Knowledge economy

BusinessWeek‘s current cover story is an account of how the American economy is actually really healthy despite negative savings rates, a current-account deficit, and inverted yield curves and the housing slowdown and so on. Because official stats count education and R&D expenses as consumption rather than investment, the article claims, the true savings rate — investment for the future — is much greater than reported, and America is well-positioned to continue “generating cool, game-changing ideas.” It’s always a bad sign when business journalists call something “cool” — it invariably means they are bullshitting and hoping that hype can mask something statistically unsound. The article stresses that invisible investment flows produce innovation, that intangible investments in human capital will begin to pay dividends down the road in such profitable things as “product design and brand equity.” These are the fruits of the knowledge economy, to which advanced economies preseumably move when they are through manufacturing tangible things and moving workers beyond subsistance living.

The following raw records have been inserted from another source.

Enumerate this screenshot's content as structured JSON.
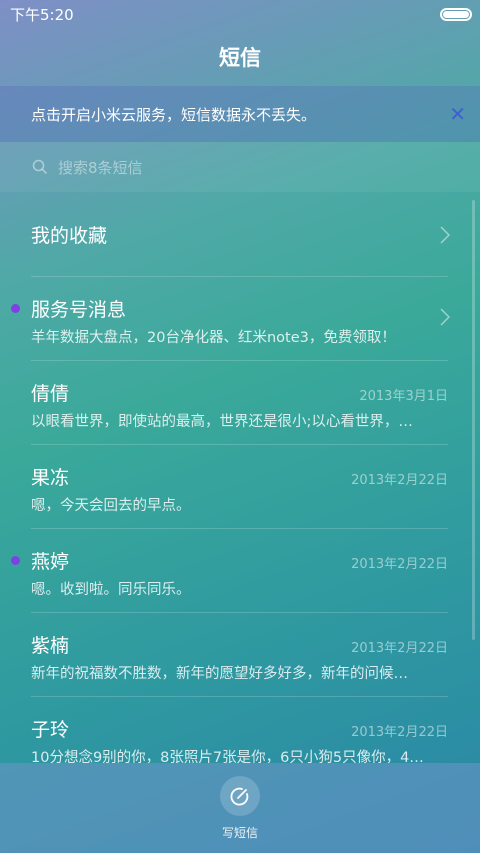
{
  "status_bar": {
    "time": "下午5:20",
    "battery_icon": "battery-icon"
  },
  "header": {
    "title": "短信"
  },
  "banner": {
    "text": "点击开启小米云服务，短信数据永不丢失。",
    "close_icon": "close-icon"
  },
  "search": {
    "placeholder": "搜索8条短信",
    "icon": "search-icon"
  },
  "favorites": {
    "label": "我的收藏",
    "chevron_icon": "chevron-right-icon"
  },
  "conversations": [
    {
      "name": "服务号消息",
      "preview": "羊年数据大盘点，20台净化器、红米note3，免费领取！",
      "date": "",
      "unread": true,
      "chevron": true
    },
    {
      "name": "倩倩",
      "preview": "以眼看世界，即使站的最高，世界还是很小;以心看世界，…",
      "date": "2013年3月1日",
      "unread": false
    },
    {
      "name": "果冻",
      "preview": "嗯，今天会回去的早点。",
      "date": "2013年2月22日",
      "unread": false
    },
    {
      "name": "燕婷",
      "preview": "嗯。收到啦。同乐同乐。",
      "date": "2013年2月22日",
      "unread": true
    },
    {
      "name": "紫楠",
      "preview": "新年的祝福数不胜数，新年的愿望好多好多，新年的问候…",
      "date": "2013年2月22日",
      "unread": false
    },
    {
      "name": "子玲",
      "preview": "10分想念9别的你，8张照片7张是你，6只小狗5只像你，4…",
      "date": "2013年2月22日",
      "unread": false
    }
  ],
  "bottom_bar": {
    "compose_label": "写短信",
    "compose_icon": "compose-icon"
  },
  "colors": {
    "unread_dot": "#8040e8",
    "banner_close": "#3c5fd6"
  }
}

What bothers me about this is that “knowledge” is casually linked with qualities that are anti-thinking, things that rely on prejudice and the manipulation of feeling and fashion anxiety — that’s what brand equity and, to a lesser degree, design concerns amount to. So America’s knowledge economy actually channels its brainpower into these sorts of concerns — how to make Pepsi more attractive than Coke, how to advertise the cool, game-changing Apple products, how to design a more handsome towel rack to sell at Target. Is this what capitalism in general does to intelligence, reifies it into useful “knowledge” or “information” that we then attempt to market and measure? If we begin to measure education in this way, in terms of how it contributes to the growth of GDP, what forms of learning will be left out, and long will it be before we call for the abolishing of these useless forms of thinking?